А внизу уже толпились люди. Косые струи дождя хлестали их лица, и зонтики были слабой защитой от водяного светопреставления. Из возбужденной толпы слышались возгласы:
— Женщина с маяка упала!
— Какой кошмар! Разбилась!
— Беременная!
— Она за мальчиком бежала. Я в кафе сидела и их видела!
— Мальчик маленький такой! На маяк полез! А она за ним!
— Должно быть, спасти хотела. И не удержалась. Скользко… Дождь…
— Мальчишка-то где? Как бы тоже не сорвался! Надо лезть за ним!
— Да вот же он! Целехонький! И даже не испугался!
Мы с Гошей преодолели высокие ступеньки и попали прямо в объятья добродушной на вид женщины, подхватившей моего сына на руки и завернувшей его в сухое полотенце, неизвестно откуда появившееся в этом насквозь промокшем мире. Я потрепала сыночка по спутанным волосам и засмеялась. Ничего не бойся, малыш! Мама с тобой! Ты вырастешь умненьким и развитым, уж я об этом позабочусь. Я тебя не покину и буду следовать за тобой добрым ангелом, оберегая от зла.
Я вижу всю твою жизнь так ярко и отчетливо, точно стою на вершине холма и смотрю на железнодорожное полотно, по которому идет поезд. Поезд — это ты, мой хороший. Пока что ты в самом начале пути, но перед тобой простирается прекрасная длинная дорога. Ты станешь детским писателем, напишешь много дивных книг, будешь любить и будешь любим, и вот тогда, когда стану тебе не нужна, я расправлю руки, взмахну ими, как крыльями, и, подхваченная воздушным потоком, устремлюсь к яркому свету, который так и притягивает меня к себе. Жизнь прекрасна, мой мальчик! Живи! Дыши полной грудью! И ничего не бойся! Ничего и никого! Но что это? Рядом с тобой какая-то женщина. Она держит тебя за руку, помогая преодолеть жизненные трудности и невзгоды. Ну-ка! Да это же я! Я?
Острая боль пронзила тело. Ноги свело судорогой, руки кололи тысячи игл, сжатый в комок желудок подступал к горлу, а в голове гудел медный колокол. Сделав над собой титаническое усилие, я подняла пудовые веки и увидела сосредоточенное лицо пожилой женщины. Склонившись надо мной, она расправляла простыню, собираясь накрыть меня всю, с головой и ногами.

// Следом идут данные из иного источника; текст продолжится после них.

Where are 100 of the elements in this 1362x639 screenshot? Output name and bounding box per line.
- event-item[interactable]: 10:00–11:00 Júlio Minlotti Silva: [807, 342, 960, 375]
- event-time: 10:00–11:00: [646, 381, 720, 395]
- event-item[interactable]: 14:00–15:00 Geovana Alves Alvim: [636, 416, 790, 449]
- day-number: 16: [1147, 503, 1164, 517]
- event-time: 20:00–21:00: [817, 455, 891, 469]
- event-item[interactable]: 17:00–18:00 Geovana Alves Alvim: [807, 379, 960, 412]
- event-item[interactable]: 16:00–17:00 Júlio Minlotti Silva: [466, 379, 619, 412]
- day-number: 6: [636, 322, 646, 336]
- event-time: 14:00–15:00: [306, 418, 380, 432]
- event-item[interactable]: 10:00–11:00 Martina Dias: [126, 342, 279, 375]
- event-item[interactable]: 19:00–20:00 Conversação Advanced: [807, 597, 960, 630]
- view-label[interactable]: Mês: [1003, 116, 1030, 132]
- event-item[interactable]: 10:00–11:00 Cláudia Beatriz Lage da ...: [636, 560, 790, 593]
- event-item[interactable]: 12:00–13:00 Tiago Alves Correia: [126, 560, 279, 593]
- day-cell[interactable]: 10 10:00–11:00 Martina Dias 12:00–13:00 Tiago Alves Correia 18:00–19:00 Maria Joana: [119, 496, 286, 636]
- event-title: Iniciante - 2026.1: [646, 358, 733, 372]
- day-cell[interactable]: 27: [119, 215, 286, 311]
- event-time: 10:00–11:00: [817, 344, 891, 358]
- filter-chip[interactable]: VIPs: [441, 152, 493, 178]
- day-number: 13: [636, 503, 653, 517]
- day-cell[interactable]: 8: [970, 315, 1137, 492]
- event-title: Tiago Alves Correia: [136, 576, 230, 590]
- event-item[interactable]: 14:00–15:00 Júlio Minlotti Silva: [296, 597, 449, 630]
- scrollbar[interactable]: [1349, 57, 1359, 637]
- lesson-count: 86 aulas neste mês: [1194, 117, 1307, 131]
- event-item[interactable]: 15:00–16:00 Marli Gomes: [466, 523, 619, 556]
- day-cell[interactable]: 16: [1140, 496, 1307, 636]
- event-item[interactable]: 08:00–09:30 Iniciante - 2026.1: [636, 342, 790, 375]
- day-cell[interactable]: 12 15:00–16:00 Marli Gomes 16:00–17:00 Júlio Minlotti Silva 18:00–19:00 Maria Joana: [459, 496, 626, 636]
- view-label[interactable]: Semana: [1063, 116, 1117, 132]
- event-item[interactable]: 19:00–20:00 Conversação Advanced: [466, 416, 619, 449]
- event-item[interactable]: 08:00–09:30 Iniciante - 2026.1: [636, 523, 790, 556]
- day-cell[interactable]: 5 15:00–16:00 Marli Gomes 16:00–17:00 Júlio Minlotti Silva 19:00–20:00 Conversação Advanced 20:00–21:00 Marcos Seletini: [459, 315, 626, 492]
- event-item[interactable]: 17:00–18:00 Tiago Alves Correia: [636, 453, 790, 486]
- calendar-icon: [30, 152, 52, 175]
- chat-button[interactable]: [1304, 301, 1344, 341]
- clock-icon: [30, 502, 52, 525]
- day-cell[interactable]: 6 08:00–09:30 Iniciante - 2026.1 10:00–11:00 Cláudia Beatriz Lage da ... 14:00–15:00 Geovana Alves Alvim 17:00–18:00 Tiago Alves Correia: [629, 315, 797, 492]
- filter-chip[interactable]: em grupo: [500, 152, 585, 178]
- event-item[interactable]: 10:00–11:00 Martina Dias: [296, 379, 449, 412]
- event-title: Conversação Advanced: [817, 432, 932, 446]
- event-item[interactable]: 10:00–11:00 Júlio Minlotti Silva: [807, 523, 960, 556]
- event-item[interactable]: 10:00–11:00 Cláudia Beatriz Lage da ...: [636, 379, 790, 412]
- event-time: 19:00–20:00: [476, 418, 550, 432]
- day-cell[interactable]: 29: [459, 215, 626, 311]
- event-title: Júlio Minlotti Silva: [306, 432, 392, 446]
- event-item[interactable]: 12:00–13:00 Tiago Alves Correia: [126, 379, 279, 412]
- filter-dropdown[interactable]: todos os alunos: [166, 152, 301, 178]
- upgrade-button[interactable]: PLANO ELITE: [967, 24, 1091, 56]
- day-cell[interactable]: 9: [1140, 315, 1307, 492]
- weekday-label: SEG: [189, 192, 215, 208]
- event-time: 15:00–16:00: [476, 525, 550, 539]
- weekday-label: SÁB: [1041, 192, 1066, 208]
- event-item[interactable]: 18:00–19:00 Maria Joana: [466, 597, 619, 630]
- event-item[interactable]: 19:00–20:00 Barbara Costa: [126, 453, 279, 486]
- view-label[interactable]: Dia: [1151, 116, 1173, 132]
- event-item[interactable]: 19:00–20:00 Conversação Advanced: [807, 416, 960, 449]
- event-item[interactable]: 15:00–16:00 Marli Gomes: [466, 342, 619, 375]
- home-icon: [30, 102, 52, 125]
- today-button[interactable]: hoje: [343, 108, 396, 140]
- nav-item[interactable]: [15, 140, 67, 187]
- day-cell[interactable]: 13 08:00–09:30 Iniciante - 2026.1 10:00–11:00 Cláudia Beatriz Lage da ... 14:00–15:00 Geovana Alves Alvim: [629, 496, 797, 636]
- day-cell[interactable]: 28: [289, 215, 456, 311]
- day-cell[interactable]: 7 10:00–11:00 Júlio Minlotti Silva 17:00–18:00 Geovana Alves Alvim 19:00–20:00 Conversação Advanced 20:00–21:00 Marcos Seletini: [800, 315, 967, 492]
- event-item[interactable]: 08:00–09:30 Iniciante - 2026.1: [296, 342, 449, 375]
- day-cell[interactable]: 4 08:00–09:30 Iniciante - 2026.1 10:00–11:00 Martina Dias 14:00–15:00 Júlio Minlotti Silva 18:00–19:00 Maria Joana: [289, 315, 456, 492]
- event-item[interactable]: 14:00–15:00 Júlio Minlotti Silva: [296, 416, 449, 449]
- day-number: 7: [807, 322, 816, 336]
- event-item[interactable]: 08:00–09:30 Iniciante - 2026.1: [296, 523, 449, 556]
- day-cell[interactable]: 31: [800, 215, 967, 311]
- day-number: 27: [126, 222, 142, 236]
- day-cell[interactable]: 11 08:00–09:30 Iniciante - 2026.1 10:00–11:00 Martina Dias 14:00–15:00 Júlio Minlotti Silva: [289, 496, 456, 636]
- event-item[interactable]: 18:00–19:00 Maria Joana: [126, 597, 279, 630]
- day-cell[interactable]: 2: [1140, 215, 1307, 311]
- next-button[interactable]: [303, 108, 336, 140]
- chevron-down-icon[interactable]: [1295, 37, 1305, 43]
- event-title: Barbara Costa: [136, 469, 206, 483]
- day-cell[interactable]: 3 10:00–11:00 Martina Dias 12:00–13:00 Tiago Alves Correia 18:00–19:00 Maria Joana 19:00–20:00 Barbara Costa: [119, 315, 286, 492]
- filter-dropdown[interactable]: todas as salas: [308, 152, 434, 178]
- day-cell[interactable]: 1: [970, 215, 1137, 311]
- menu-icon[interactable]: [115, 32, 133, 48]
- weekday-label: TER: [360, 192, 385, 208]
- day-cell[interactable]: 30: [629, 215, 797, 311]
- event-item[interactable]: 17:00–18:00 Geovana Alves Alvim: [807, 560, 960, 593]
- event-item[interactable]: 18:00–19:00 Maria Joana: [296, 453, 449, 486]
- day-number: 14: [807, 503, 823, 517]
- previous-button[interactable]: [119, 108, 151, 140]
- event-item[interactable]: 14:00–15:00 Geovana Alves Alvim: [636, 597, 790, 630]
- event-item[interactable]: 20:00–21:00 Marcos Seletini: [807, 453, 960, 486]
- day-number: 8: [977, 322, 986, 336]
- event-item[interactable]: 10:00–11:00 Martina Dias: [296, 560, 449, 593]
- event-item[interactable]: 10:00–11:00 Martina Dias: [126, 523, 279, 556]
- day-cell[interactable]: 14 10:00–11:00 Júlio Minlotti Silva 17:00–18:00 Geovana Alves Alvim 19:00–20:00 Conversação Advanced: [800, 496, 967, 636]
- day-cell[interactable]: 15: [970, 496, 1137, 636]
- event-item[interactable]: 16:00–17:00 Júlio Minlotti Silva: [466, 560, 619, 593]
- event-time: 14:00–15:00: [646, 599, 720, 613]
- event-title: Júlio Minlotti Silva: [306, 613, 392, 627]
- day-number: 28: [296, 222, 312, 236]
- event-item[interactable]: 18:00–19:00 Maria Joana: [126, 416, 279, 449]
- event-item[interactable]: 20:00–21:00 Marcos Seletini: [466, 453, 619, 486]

— Гошу увели от маяка? — прошелестела я пересохшими губами. — Он дома? Его переодели?
Женщина отшатнулась, испугавшись, но тут же взяла себя в руки и торопливо заговорила:
— Милая моя, да ты живая! А мы ведь думали, уже все. Лежи-лежи, я доктора позову!
Только теперь я обратила внимание, что на ней белый халат медсестры.
— Татьяна! — прокричала сестра в приоткрытую дверь. — Тань! Кликни Андрея Степановича! Скажи — Басаргина очнулась!
— Гошу переодели в сухое? — настойчиво повторила я. — Ему нельзя надолго оставаться в мокром. У Гоши аденоиды.
— Хорошо все с твоим мальчиком. — Женщина тепло улыбнулась. — Его к бабушке отвели и спать уложили.
И, обращаясь к подошедшей коллеге, тихо заговорила:
— Откуда она знает про маяк? Ведь без памяти была! Вика напутала, сказала, что больная скончалась. Должно быть, Вика с поста ушла к своему художнику в «Чайку», а когда вернулась, не разобралась сгоряча. Вчера просила подменить ее, а у меня корова отелилась, какие тут подмены! И все же, откуда Басаргина узнала про маяк? Неужели сердцем почувствовала?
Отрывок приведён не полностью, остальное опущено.